Local Automotive and Vision Pacific are hosting a firewood sale this Saturday from 9 a.m. to 4 p.m. in Function Junction at the end of Millar Creek Road.
A pick-up truck full of wood will be $100, with all the proceeds going to the food bank.
"I've been here a really long time and I know how difficult it can be to make ends meet some times," said Local's owner Steven Turner.
"Years ago when I started Local Automotive I called it Local because it meant something. It meant locals helping locals. We need to keep that idea alive because it is locals who contribute to the success of everything in Whistler."
Turner, along with Vision Pacific owner Tim Regan, and several volunteers, including kids, spent last weekend cutting and splitting wood to get ready for the sale.
Regan, like many other Whistler business owners, is closing up shop for the Olympic Games and that might mean that some of his employees will need the food bank to get by.
"If we can as corporate citizens help to create a surplus for the food bank to take care of that need then we need to do that," said Regan.
"It's partly what motivated us to do it.
"This is community members helping community members. We are not relying on the municipality or someone else to come up with a plan to help fix this. We see a need and we are there as a community trying to make sure that we help and protect our members."
The many kids on site helping last weekend and this coming weekend will also go to the food bank in the coming weeks to see first hand what their help has done.
The wood is on the empty lot beside the Garden Centre.
It is cash sale only and anyone who comes must load their own wood and sign a waiver.
Greg McDonnell, executive director of Whistler Community Services Society, the food bank's parent organization, said family and individual demand on the food bank has more than doubled from last year and it is now moving into the busy fall season.

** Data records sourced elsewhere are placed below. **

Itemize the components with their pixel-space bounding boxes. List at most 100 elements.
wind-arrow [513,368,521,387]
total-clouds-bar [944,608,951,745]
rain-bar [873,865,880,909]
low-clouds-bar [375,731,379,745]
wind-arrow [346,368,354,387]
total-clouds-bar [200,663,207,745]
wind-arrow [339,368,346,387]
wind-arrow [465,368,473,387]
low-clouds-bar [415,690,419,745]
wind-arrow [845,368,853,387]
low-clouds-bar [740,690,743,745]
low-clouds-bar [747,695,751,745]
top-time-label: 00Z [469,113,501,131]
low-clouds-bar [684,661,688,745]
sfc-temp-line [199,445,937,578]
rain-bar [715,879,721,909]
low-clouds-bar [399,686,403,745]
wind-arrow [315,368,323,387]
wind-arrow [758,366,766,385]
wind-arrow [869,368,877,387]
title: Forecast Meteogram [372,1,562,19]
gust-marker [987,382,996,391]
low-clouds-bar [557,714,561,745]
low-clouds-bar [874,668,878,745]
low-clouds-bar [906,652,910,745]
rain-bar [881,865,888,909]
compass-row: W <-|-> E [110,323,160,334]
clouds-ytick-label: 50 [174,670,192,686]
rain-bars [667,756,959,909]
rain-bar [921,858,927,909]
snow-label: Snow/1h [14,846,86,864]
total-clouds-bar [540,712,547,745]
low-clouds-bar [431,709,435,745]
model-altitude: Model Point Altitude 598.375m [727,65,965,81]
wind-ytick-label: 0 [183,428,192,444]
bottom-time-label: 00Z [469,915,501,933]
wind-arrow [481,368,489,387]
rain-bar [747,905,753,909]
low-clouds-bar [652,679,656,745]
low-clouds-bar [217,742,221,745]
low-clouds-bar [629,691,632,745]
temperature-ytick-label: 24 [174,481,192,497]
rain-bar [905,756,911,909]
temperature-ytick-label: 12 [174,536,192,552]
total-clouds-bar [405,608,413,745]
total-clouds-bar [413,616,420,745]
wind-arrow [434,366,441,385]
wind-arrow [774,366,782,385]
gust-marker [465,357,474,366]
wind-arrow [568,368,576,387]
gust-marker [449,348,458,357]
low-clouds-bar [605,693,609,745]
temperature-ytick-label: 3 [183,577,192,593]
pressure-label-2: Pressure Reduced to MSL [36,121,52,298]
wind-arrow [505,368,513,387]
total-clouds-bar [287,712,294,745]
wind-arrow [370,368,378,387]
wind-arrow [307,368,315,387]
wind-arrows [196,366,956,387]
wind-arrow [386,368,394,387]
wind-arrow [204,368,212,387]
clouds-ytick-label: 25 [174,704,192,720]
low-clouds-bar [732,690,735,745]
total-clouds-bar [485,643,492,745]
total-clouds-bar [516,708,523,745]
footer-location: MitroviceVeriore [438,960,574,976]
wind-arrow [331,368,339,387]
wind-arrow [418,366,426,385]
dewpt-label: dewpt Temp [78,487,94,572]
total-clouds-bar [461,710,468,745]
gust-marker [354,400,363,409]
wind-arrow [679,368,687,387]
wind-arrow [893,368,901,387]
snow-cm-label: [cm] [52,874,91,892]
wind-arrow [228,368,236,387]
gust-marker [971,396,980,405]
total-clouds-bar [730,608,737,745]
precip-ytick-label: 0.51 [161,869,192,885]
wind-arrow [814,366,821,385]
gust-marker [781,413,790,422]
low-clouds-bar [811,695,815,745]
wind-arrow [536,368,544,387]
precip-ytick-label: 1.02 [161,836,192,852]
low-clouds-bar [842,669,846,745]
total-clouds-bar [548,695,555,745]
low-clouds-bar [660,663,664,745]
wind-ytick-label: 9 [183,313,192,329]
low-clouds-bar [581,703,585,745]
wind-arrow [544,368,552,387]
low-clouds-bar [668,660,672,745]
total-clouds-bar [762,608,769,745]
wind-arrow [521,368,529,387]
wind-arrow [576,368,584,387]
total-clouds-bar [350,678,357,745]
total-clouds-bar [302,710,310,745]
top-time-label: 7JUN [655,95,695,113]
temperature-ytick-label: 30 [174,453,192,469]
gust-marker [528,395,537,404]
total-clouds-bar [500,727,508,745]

"This shows how a community can rally to help a program like this," said McDonnell, adding that this type of fundraising is an important addition to the help they usually get from the Whistler Blackcomb Foundation.
"It is such a wonderful thing where the community sees a need and there is community response.
"When fundraising like that happens at such an organic level, it is really the best kind of fundraising you can have."
Volunteers are needed to help cut wood into rounds and split it. Bring a chainsaw if you have one. Sabre Rentals Ltd. have helped with splitters and chainsaws.